But what about the bytecode optimization, i.e., vectorization? This comes to the question of the relevance of tracking individual array cell’s lifetime. During a literature review, it was found that there exists a form of logic called dependence logic which provides models to think about this relation. Per (Galliani 2021): "Dependence logic is an extension of first-order logic which adds to it dependence atoms, that is, expressions of the form  = (x1...xn,y) which assert that the value of y is functionally dependent on (in other words, determined by) the values of x1...xn. These atoms permit the specification of non-linearly ordered dependency patterns between variables". The dependence logic gives us some perspectives on how the data values could be modeled, e.g., team semantics (Hodges 1997) which posits how some values are dependent on teams of values. This kind of abstract interpretation would give more detail to operations such as vector reduction. Instead of the shape only being modified, we could have a notion which additionally captures the fact that the produced SomeScalar is also dependent on the values of the whole vector. This could still be interpreted without overthinking the actual value. However, some proofs could be extracted, e.g., that the SomeScalar satisfies the fact that its value is more or equal to any value in the input vector. E.g., we could say in Idris:

data Value: Vect n Int -> Int -> Type where
        EQorQT: (vec: Vect n Int) ->
            -> {auto isQT : (count 0 vec) > (len (vec - 1))}
            -> Value (S (max vec))

    reduce : Vect n Int -> Shape [...]
    reduce v = SomeScalar (logicalAND (1 (EQorQT v)))

So, the point is that on line 7, we do computation on the vector values, but we could always discard the value. This way, we could still check some propositions on the data, and this way carry out proofs during the type-checking of the program. Next, if we would instead carry over the proofs during the program lifecycle, we could catch some redundant execution. Again, whether this has any practical upside would require further studies. However, there could be some exceptional cases in which this could be beneficial for execution: e.g., if two vectors A and B are ordered, and we want to check whether the sum reduction a of A is greater than sum reduction b of B, then there would either exists an execution path where (▫(a>b)) or vice versa. If these dependence proofs under which these conditions hold could be carried and represented in bytecode, then the execution could pre-emptively stopped. And, it is worth noting that because SIMD computation tends to work in lockstep, i.e., there are separate compute and synchronization steps, then these proofs could be evaluated on the synchronization part and put into practical use.

Visualization of a 4-value vector reduction.
Visualization of a 4-value vector scan.
Alternative visualization of a 4-value vector scan without explicit shape information. a values are starting values, o values are result values.
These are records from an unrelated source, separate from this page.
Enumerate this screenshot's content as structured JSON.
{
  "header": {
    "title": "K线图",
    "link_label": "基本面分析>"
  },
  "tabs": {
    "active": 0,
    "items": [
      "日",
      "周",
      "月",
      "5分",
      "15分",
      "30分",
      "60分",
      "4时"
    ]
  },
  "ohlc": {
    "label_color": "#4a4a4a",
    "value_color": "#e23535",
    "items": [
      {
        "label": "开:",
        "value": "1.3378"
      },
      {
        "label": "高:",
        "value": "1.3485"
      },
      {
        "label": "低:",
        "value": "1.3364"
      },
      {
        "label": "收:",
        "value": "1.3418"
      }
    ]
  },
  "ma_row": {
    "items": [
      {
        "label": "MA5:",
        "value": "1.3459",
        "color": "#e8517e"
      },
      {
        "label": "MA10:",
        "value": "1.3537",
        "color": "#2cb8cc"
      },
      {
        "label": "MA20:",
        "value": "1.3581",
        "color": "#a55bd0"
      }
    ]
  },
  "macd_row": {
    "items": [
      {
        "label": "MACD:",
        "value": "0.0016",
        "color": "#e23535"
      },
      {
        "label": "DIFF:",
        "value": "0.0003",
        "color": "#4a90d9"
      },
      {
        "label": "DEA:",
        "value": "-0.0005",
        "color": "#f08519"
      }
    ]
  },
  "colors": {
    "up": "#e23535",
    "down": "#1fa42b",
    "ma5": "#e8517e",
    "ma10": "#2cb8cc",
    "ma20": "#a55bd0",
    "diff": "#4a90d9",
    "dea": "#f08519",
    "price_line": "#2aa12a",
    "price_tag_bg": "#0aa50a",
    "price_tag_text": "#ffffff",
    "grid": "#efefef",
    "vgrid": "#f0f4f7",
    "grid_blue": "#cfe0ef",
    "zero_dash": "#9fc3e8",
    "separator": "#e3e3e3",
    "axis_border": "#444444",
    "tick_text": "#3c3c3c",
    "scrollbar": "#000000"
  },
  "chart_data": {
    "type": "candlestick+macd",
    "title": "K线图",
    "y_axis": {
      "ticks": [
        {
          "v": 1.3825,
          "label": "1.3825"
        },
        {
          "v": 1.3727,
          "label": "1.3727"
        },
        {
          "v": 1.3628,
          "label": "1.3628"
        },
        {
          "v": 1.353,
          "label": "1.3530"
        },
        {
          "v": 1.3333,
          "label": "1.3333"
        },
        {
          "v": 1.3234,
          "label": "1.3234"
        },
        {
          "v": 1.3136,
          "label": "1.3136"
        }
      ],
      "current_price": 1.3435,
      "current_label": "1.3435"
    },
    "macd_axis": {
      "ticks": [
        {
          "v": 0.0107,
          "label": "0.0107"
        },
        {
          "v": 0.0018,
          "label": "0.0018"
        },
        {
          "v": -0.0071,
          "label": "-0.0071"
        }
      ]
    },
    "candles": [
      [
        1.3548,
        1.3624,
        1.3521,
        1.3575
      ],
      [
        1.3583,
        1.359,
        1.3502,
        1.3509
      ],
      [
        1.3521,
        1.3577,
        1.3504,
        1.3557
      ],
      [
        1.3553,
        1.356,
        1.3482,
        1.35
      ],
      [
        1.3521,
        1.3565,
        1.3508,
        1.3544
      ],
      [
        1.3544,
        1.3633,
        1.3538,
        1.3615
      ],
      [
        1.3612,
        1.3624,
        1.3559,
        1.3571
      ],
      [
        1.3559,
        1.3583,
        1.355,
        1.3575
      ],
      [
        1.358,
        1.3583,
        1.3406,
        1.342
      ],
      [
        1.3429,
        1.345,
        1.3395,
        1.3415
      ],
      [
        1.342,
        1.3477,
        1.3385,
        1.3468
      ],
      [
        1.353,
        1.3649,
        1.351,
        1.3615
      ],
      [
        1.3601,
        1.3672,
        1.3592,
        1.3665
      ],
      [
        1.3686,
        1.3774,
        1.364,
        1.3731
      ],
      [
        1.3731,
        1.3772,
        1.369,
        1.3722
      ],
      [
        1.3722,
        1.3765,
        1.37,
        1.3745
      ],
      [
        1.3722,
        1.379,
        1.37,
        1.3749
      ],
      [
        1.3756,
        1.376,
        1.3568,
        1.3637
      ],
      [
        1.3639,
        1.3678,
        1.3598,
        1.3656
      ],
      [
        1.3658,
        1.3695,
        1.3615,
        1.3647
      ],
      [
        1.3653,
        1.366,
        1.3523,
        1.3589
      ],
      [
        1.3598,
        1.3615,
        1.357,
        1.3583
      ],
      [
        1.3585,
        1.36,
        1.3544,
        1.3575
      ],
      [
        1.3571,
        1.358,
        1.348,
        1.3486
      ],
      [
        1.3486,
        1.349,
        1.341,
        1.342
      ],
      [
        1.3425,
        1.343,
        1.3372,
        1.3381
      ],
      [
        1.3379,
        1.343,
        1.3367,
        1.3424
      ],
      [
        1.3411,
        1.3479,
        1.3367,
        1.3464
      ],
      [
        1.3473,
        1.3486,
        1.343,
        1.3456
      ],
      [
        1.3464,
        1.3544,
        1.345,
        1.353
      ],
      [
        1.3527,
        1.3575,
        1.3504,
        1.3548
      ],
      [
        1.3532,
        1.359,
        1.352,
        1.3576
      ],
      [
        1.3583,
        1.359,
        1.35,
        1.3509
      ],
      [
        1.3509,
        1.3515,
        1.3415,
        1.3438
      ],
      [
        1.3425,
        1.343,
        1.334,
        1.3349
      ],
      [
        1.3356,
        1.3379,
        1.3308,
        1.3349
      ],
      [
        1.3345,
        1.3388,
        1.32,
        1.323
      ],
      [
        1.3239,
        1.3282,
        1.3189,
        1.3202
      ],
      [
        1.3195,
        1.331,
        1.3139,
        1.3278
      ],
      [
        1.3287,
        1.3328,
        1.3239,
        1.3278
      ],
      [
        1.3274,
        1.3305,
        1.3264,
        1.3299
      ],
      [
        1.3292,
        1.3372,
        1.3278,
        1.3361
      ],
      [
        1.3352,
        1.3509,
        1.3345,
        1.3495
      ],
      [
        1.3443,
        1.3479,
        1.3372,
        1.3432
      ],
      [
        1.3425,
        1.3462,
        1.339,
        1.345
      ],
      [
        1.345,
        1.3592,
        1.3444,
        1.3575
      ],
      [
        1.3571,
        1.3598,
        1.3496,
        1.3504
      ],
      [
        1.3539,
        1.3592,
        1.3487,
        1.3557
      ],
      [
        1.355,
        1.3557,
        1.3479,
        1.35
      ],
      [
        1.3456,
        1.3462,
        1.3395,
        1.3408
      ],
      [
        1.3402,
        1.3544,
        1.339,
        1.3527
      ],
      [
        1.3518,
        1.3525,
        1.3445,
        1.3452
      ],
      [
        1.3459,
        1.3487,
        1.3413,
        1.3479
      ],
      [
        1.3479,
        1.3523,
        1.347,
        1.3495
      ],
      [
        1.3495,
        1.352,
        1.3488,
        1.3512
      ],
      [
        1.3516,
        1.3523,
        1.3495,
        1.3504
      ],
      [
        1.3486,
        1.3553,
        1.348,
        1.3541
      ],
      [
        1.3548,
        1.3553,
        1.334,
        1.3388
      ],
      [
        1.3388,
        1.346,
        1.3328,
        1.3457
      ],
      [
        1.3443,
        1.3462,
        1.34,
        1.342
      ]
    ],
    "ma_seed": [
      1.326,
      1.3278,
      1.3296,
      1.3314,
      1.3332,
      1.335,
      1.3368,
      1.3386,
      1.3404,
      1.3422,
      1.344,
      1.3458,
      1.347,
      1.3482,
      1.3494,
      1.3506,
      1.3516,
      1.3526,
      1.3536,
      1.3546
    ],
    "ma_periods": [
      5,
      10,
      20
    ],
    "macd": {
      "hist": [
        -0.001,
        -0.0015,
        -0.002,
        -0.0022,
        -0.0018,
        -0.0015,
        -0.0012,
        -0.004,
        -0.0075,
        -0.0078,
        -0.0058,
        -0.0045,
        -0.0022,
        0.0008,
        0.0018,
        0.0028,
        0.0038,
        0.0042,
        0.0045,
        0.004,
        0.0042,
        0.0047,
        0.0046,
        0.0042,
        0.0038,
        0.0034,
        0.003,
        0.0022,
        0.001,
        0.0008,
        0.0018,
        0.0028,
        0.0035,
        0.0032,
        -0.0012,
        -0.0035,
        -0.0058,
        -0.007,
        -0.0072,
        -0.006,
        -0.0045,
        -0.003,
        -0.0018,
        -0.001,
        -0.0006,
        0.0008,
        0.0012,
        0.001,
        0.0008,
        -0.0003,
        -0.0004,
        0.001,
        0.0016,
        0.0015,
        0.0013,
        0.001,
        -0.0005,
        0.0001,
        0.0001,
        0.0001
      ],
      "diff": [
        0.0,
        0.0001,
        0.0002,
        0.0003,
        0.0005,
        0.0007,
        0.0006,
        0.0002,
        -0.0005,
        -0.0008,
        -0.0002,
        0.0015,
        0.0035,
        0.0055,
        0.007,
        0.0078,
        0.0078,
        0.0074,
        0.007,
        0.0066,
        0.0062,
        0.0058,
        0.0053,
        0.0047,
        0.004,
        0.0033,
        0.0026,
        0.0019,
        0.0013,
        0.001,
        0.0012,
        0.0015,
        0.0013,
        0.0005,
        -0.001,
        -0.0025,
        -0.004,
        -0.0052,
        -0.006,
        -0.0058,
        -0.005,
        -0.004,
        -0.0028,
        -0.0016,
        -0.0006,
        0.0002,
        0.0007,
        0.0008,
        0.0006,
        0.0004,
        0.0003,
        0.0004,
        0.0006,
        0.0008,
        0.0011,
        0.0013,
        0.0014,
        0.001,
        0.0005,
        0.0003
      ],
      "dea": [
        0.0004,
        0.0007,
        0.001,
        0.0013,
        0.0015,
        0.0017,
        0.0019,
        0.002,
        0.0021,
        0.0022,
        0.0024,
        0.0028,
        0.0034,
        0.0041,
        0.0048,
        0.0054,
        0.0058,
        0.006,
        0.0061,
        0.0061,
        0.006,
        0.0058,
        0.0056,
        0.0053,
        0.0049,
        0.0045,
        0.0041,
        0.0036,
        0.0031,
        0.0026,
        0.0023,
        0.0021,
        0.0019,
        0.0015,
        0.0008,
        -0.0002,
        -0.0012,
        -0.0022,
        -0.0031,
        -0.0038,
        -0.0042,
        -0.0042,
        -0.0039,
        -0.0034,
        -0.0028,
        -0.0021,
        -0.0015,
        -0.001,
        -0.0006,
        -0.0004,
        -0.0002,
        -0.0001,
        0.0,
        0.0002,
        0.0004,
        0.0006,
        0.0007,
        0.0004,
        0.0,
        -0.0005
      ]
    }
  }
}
But, effective tracking of single values dependencies might also be a good way to visualize parallelism: implied by the previous example’s use of LTL, we could model the Parallelism part in Idris as automatons. So, instead of saying that we have parallelism in some x, y dimension, we could denote how the values are transformed. This bears extra information over a single integer change: consider the Fig. 4.2. Here, the model of computation is more precise: it shows that the shape is modified into a scalar by contributing each value independently to the result. Now, consider scan in Fig. 4.3. This further shows the relation on what values affect what results. The scan figure can also be shown in an alternative format, as seen in Fig. 4.4, from which we can now more clearly see that which exact values are the bottleneck. Creating this kind of graph model straight from Idris is left for future work because it assumes that the effective scheduling part is solved. It remains unclear whether the branch of dependence logic can affect the parallelism aspects without making too many assumptions.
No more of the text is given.